Laurent Saint-Martin ministre · LaREM #188

Le problème de votre amendement, même si j’en comprends l’intention, c’est qu’en combinant deux assiettes différentes, si vous plafonnez le dispositif, l’activité s’en trouvera freinée et je ne pense pas que nous voulions ralentir la croissance des armateurs français. Je continue donc à penser qu’il vaut mieux en rester à la contribution exceptionnelle, qui se justifie en effet par les profits réalisés depuis la crise du covid. Avis défavorable.

La parole est à M. Jean-René Cazeneuve.

On l’a beaucoup dit, les concurrents de nos armateurs et du premier d’entre eux ne sont pas français ; ils sont chinois, ils sont danois. L’amendement que l’Assemblée a adopté il y a quelques minutes pose donc un double problème en rendant la contribution permanente.D’abord, il envoie au monde de l’entreprise le message que l’effort exceptionnel que nous demandons afin de résoudre notre équation budgétaire pourrait devenir pérenne, alors que nous ne cessons d’insister sur son caractère transitoire. Ensuite, il désavantage évidemment CMA-CGM par rapport à ses concurrents, dans un secteur où les besoins en investissement sont très importants, notamment en matière de verdissement des bateaux. Ce n’est, à nos yeux, pas acceptable.Quant à l’amendement de M. Brun, si j’en comprends l’objectif, je pense que nous n’avons pas à porter de jugement moral sur le montant des profits, d’autant que […]

La parole est à M. le président de la commission des finances.

Éric Coquerel président de la commission des finances · LFI #194

Cet amendement qui maintient un avantage fiscal en empêchant qu’il devienne totalement disproportionné selon les moments du cycle d’activité me paraît aller dans le bon sens.En ce qui concerne l’option décennale évoquée par le rapporteur, elle ne signifie pas que l’Assemblée ne puisse voter une modification de la loi dans les dix ans. S’il est décidé de revenir au strict système de tonnage, la société CMA-CGM y trouvera son avantage, et je doute qu’alors elle aille au contentieux, ce qui limite la portée réelle de cet argument théorique.

Yaël Braun-Pivet president · EPR #196

Je mets aux voix l’amendement no 2614 rectifié.

#197

(Il est procédé au scrutin.)

Yaël Braun-Pivet president · EPR #198

Voici le résultat du scrutin : Nombre de votants 196 Nombre de suffrages exprimés 193 Majorité absolue 97 Pour l’adoption 159 Contre 34

#199

(L’amendement no 2614 rectifié est adopté.) (Applaudissements sur les bancs des groupes LFI-NFP, SOC, EcoS et GDR. – Mme Estelle Youssouffa applaudit également.)

#200

(L’article 12, amendé, est adopté.)

· ADOPTION d’un article (vote à main levée)

Article 15 (appelé par priorité)

La parole est à M. Damien Maudet, inscrit sur l’article 15, pour deux minutes.

Le groupe LFI-NFP votera cet article qui reporte la suppression de la cotisation sur la valeur ajoutée des entreprises (CVAE), laquelle, pour 70 %, n’a profité qu’aux grandes entreprises.Venons-en à présent à un point de définition.
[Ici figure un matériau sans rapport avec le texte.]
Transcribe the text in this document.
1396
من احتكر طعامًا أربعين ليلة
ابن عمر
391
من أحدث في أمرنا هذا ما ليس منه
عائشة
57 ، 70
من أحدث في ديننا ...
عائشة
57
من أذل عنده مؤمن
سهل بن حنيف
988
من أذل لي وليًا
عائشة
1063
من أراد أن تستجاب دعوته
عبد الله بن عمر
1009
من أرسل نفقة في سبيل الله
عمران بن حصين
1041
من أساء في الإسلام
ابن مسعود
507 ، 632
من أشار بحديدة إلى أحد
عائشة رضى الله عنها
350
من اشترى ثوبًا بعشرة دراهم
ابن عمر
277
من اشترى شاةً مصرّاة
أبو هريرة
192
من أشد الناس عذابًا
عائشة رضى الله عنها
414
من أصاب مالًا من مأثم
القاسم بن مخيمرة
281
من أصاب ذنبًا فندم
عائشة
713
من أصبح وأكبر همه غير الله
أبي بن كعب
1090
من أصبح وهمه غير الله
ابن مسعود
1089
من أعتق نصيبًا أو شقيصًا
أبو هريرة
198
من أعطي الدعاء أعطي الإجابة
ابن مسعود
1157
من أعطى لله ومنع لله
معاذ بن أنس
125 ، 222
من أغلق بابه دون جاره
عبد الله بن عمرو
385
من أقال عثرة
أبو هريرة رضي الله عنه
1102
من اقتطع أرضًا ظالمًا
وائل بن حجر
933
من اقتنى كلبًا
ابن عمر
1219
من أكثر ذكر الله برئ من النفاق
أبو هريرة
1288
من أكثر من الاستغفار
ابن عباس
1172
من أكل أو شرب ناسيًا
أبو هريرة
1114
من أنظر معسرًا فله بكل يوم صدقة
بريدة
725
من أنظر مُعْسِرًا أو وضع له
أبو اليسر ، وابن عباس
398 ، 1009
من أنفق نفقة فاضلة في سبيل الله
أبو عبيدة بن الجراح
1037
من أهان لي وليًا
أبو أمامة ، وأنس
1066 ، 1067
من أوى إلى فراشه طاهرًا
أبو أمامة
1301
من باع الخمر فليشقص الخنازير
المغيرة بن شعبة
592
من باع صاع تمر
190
Qu’est-ce qu’un hypocrite ? Selon le dictionnaire, c’est une personne qui cache sa véritable personnalité. À cet égard, ce projet de loi de finances offre de beaux cas d’école : alors que nous examinons un budget qui fait reposer les deux tiers de l’effort sur les Français, sur les écoles, sur les hôpitaux, sur la transition écologique, nous avions, hier, la possibilité d’adopter une taxe exceptionnelle sur les plus grandes entreprises, initialement proposée par le Gouvernement et améliorée par le Nouveau Front populaire. Mais cette dizaine de milliards d’euros qui devaient être prélevés sur les grandes entreprises – notamment les entreprises du CAC40 – ont […]

C’est vous qui l’avez saccagée, cette taxe !

Loin des plateaux télé ou des marchés, dans l’ombre de l’hémicycle sont apparus des hypocrites, nouveaux avocats du CAC40, qui concèdent aux grandes entreprises un magnifique cadeau de 15 milliards d’euros (Mêmes mouvements), alors que 80 % des Français étaient favorables à la taxation, parce qu’ils veulent qu’on arrête de fermer leurs écoles et leurs lits d’hôpitaux, qu’on arrête de taxer les médicaments au travers du reste-à-charge !Mais vous avez tout jeté à la poubelle pour faire ce cadeau, et, cet argent, il va maintenant falloir aller le chercher ailleurs. Alors, j’espère que, quand vous irez sur les plateaux télé ou sur les marchés,…

Les seuls marchés qui intéressent le RN, ce sont les marchés financiers !

…vous expliquerez aux Français qu’il avait été prévu qu’un tiers de l’effort repose sur les grandes entreprises mais que, grâce à vous, il leur faudra sans doute, à eux, les Français, assumer quasiment 100 % de l’effort, au détriment de leur pouvoir d’achat, de leur pouvoir de vivre et de leur santé. (Applaudissements sur les bancs des groupes LFI-NFP et EcoS. – M. Olivier Faure applaudit également.)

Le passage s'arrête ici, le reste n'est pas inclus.